For his part, Tumlin said partnership and transparency with the labor union will be crucial to surviving the coming hardship.

Apart from the traditional ways to impact a budget, there’s use of reserve funds.

SFMTA currently has about $126 million total across its reserves this year, having already zeroed out the board reserve funds in their entirety to mitigate losses this fiscal year.

The deficit stands to exceed all the remaining reserves, and Tumlin says gutting those dollars would fail to close the gap and “result in a catastrophic financial event” down the line “which would force us to lay off far more workers,”

As such, the agency is recommending using 30 percent and 35 percent of the reserves in the current and coming fiscal years, respectively, in order to ensure there’s enough money in the bank to last through this budget cycle and give the agency a chance to watch revenues recover.

“The best strategy now is to use remaining tools to buy time,” a staff presentation that will be shown Tuesday to the board says.

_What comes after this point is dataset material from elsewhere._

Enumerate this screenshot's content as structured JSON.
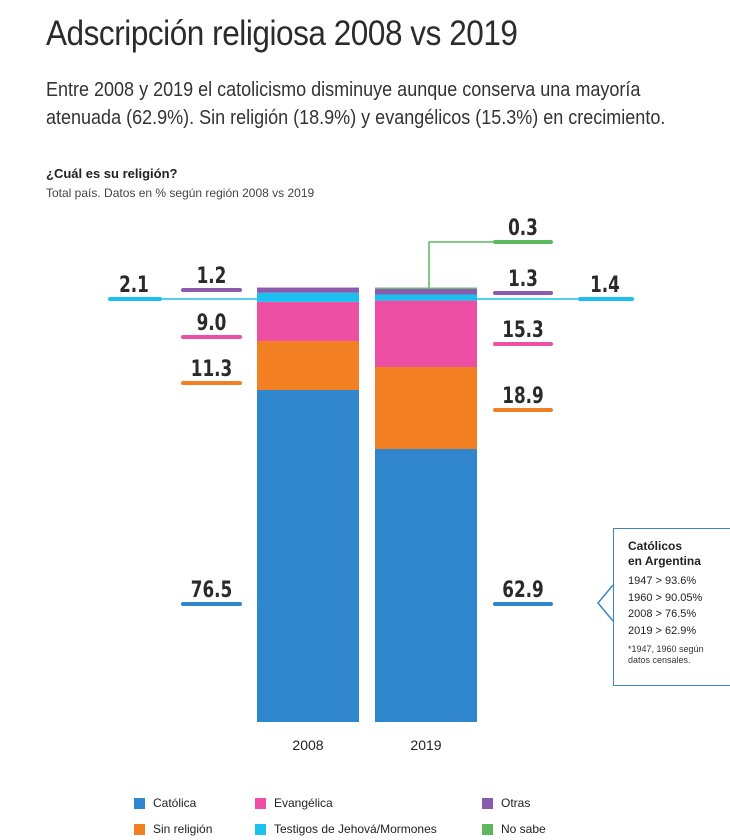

While the SFMTA Board of Directors will hear this presentation Tuesday, it will not take any action.

Over the coming weeks, a series of workshops and conversations will take place between staff, stakeholders and the board before directors vote in early February.

But any solution will be painful, not just for SFMTA and its workers but for the entirety of San Francisco.

“If this were a first world nation, we would invest in transit’s recovery as critical prerequisites for larger urban economic recovery, and that would mean, first and foremost, operating funds to get us through the gap in order to put transit back on its feet again,” Tumlin said.

There, Marenco agrees.

“Without public transit operators, nobody goes to work, school, shopping, doctor’s office, church, nothing happens. That right there is a scary and terrifying domino effect on everybody,” Marenco said.